彼は体内のマナをゲートを使って体外へと放出できない体質だった。にも拘らず彼は、体内のマナを身体能力の向上に使うことによって高い戦闘能力を得ていた。そのことから、彼の"体内のマナを身体能力に変換する技術"というのがこの世界で言うところの"闘気"なのではないかと考えた。
彼と同じように僕も何らかの理由からゲートが使えないため外界に放出する魔法は使えない。しかし、彼と同じように体内のマナをそのまま使うことによってゲートを使わずに闘気を使うことが出来るのではということだ。
「なるほど...ゲートというものを使って魔法を使う、ですか。とても興味深いですね。体内を調べれば異世界の魔法について分かるかもしれません。」
ロキシーさんは少しだけ興奮した様子でそんなことを言った。しかし、僕は丁重にお断りする。椅子に縛り付けられてヤバイ研究をさせられている自身の姿が頭によぎったからだ。ロキシーさんを信じていないわけではないが、如何せんこの世界の常識が分からない。魔法ノ進歩ニ犠牲ハツキモノデースみたいなマッドな考え方が主流なのかもしれないのだ。

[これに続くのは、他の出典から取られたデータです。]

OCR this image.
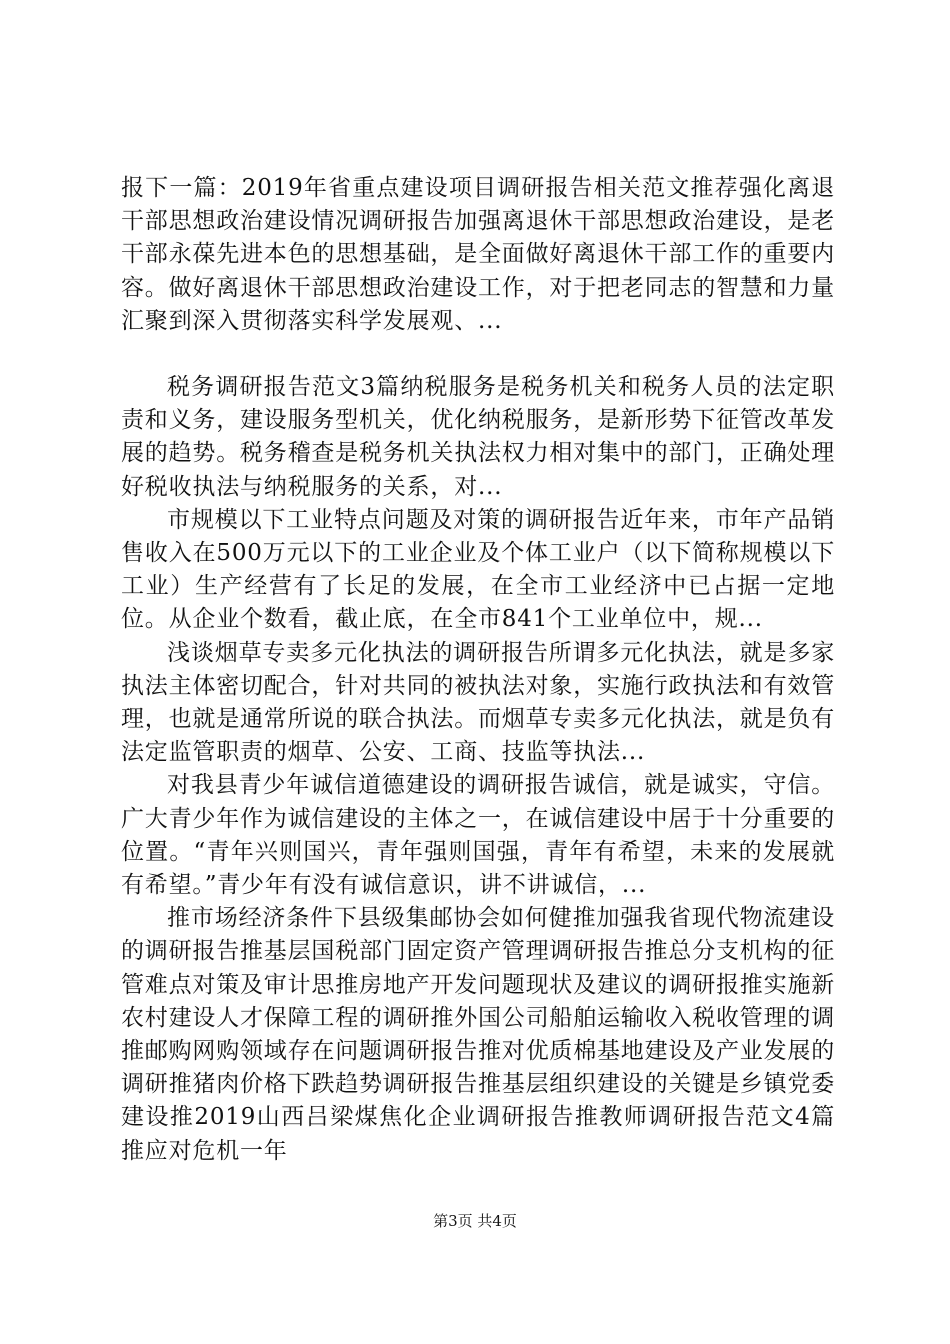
报下一篇：2019年省重点建设项目调研报告相关范文推荐强化离退干部思想政治建设情况调研报告加强离退休干部思想政治建设，是老干部永葆先进本色的思想基础，是全面做好离退休干部工作的重要内容。做好离退休干部思想政治建设工作，对于把老同志的智慧和力量汇聚到深入贯彻落实科学发展观、...

税务调研报告范文3篇纳税服务是税务机关和税务人员的法定职责和义务，建设服务型机关，优化纳税服务，是新形势下征管改革发展的趋势。税务稽查是税务机关执法权力相对集中的部门，正确处理好税收执法与纳税服务的关系，对...

市规模以下工业特点问题及对策的调研报告近年来，市年产品销售收入在500万元以下的工业企业及个体工业户（以下简称规模以下工业）生产经营有了长足的发展，在全市工业经济中已占据一定地位。从企业个数看，截止底，在全市841个工业单位中，规...

浅谈烟草专卖多元化执法的调研报告所谓多元化执法，就是多家执法主体密切配合，针对共同的被执法对象，实施行政执法和有效管理，也就是通常所说的联合执法。而烟草专卖多元化执法，就是负有法定监管职责的烟草、公安、工商、技监等执法...

对我县青少年诚信道德建设的调研报告诚信，就是诚实，守信。广大青少年作为诚信建设的主体之一，在诚信建设中居于十分重要的位置。“青年兴则国兴，青年强则国强，青年有希望，未来的发展就有希望。”青少年有没有诚信意识，讲不讲诚信，...

推市场经济条件下县级集邮协会如何健推加强我省现代物流建设的调研报告推基层国税部门固定资产管理调研报告推总分支机构的征管难点对策及审计思推房地产开发问题现状及建议的调研报推实施新农村建设人才保障工程的调研推外国公司船舶运输收入税收管理的调推邮购网购领域存在问题调研报告推对优质棉基地建设及产业发展的调研推猪肉价格下跌趋势调研报告推基层组织建设的关键是乡镇党委建设推2019山西吕梁煤焦化企业调研报告推教师调研报告范文4篇推应对危机一年

第3页 共4页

「そうですか...」とがっくり肩を落とすロキシーさん。心が痛いが仕方がない。僕の生存がかかっているのだ。
「先生!闘気ってどうやったら使えるんですか?」
いつの間にか現れたルディ君がビシッと手を上げて聞く。
話を聞けば、パウロさんから剣術を教わってもあまり強くなった実感がわかず、行き詰っていたらしい。パウロさんに詳しく聞いても僕と同じように具体的な解決策が返ってこず困っていたところ、丁度この話が出たというわけだ。
「実は、わたしも詳しいやり方は知らなくて...闘気は旅先で名前だけ聞いたことがあるってぐらいでして。すみません。」
「いやいや、先生が謝る必要はないですよ!むしろ剣士なのに闘気について全く分からない父様がいけないんです!」
唐突に矛を向けられるパウロさん。可哀想に。
パウロさんで思い出したが、さっきパウロさんとゼニスさんに僕の準備が整うまで家にいてもいいと言ってもらえた。メイドさんを一人雇える程度には裕福だから気にしないでとのことだった。この二人には本当に頭が上がらないな。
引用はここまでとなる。